Dalam konteks ini, baik Adhi S Lukman maupun Roy Nicholas Mandey, mewakili suara industri dan sektor ritel. Yang mana, mereka berharap agar pemerintah tidak tergesa-gesa dalam memberlakukan kenaikan tarif PPN. Mereka juga menekankan pentingnya mempertimbangkan dampak kebijakan ini terhadap daya beli konsumen, pertumbuhan industri, serta stabilitas harga di pasar. Penundaan kebijakan ini di nilai sebagai langkah yang tepat untuk memberikan waktu bagi industri dan sektor ritel.
Kemduian, pada Juli 2024 Kementerian Keuangan melaporkan bahwa penerimaan pajak mencapai Rp1.045,32 triliun. Yang mana, ini setara dengan 52,56 persen dari target yang di tetapkan dalam APBN 2024. Sri Mulyani Indrawati dalam konferensi pers mengenai APBN KiTa yang berlangsung di Kantor Kementerian Keuangan, Jakarta, pada Selasa, 13 Agustus 2024. Mengungkapak, bahwa realisasi penerimaan pajak mengalami perlambatan. Sri Mulyani menjelaskan bahwa tanda-tanda perlambatan ini mulai terlihat sejak Maret hingga Juli 2024. Sri Mulyani juga mengungkapkan berita positif mengenai Pajak Pertambahan Nilai (PPN) dan Pajak Penjualan atas Barang Mewah (PPnBM). Yang mana, hal ini berhasil mencapai Rp402,16 triliun atau 49,57 persen dari target. Ia juga menjelaskan bahwa dari sisi bruto, penerimaan PPN dan PPnBM mengalami pertumbuhan sebesar 7,34 persen. Tentu, ini mencerminkan pertumbuhan ekonomi yang cukup baik.

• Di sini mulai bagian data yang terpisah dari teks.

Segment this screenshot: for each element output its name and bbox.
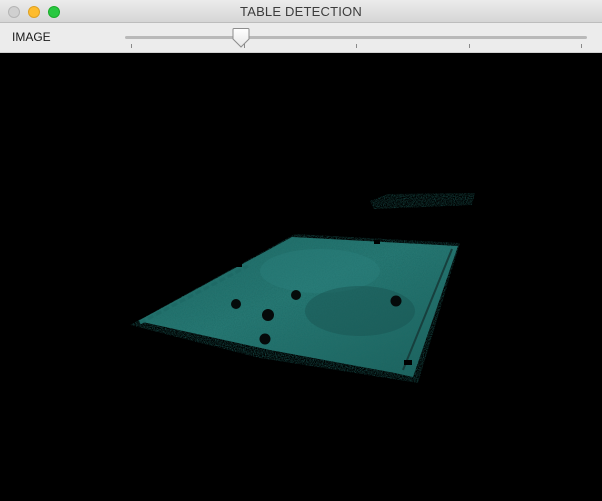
- pool-table-felt: [130, 234, 460, 383]
- slider-thumb[interactable]: [232, 27, 250, 49]
- slider-tick: [244, 44, 245, 48]
- slider-tick: [581, 44, 582, 48]
- trackbar-label: IMAGE: [12, 30, 51, 44]
- slider-tick: [469, 44, 470, 48]
- trackbar-toolbar: IMAGE: [0, 23, 602, 53]
- title-bar[interactable]: TABLE DETECTION: [0, 0, 602, 23]
- app-window: TABLE DETECTION IMAGE: [0, 0, 602, 501]
- image-canvas[interactable]: [0, 53, 602, 501]
- slider-track[interactable]: [125, 36, 587, 39]
- slider-tick: [131, 44, 132, 48]
- window-title: TABLE DETECTION: [240, 4, 362, 19]
- image-trackbar[interactable]: [125, 28, 587, 49]
- pool-table-image: [130, 193, 475, 383]
- slider-tick: [356, 44, 357, 48]
- far-rail-speckle: [370, 193, 475, 209]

Penerimaan Pajak Telah Mencapai Target Yang Di Tetapkan
Sri Mulyani memaparkan tentang penerimaan dari PPh migas yang mencapai Rp39,32 triliun atau 51,49 persen dari target. Namun, ia mencatat bahwa angka ini mengalami kontraksi sebesar 13,2 persen secara bruto. Kontraksi ini sebagian besar di sebabkan oleh penurunan lifting minyak. Yang mana, hal tersebut tetap terjadi meskipun harga minyak di pasar global mengalami kenaikan. Sri Mulyani menekankan bahwa produksi minyak dalam negeri terus mengalami penurunan dan tidak mencapai target yang telah di tetapkan dalam APBN. Di sisi lain, untuk kategori pajak lainnya, penerimaan tercatat sebesar Rp10,07 triliun. Yang mana, ini merupakan 26,7 persen dari target dengan pertumbuhan bruto sebesar 4,14 persen.

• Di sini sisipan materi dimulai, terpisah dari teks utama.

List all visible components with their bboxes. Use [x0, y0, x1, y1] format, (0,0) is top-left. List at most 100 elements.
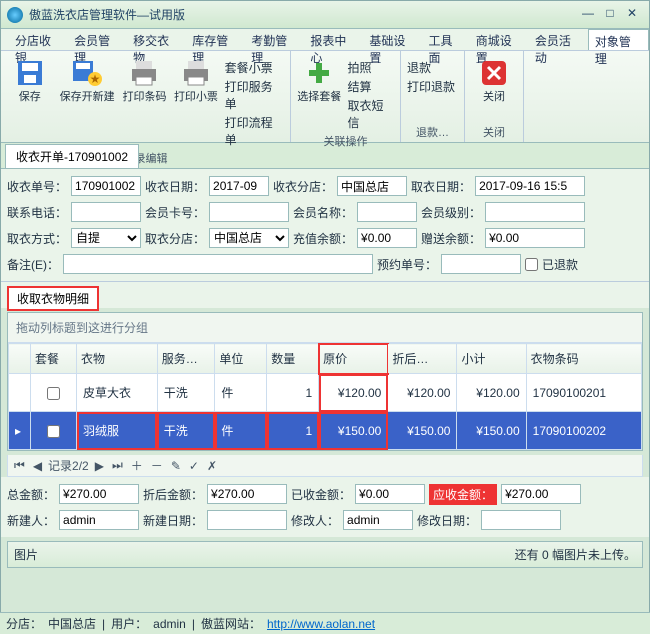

Secara keseluruhan, Sri Mulyani menyatakan bahwa hingga Juli 2024, Penerimaan Pajak Telah Mencapai Target Yang Di Tetapkan dengan nilai 52,56. Yang mana, penerimaan ini senilai dengan 1.045,32 triliun Rupiah. Ia berharap momentum pertumbuhan ini akan terus berlanjut dalam enam bulan terakhir tahun 2024. Sehingga target penerimaan pajak yang telah di tetapkan dapat tercapai. Pandangan optimistis ini di harapkan dapat memberikan dorongan bagi perekonomian nasional. Serta, mendukung stabilitas fiskal di tengah berbagai tantangan yang di hadapi di tengah isu Kenaikan PPN.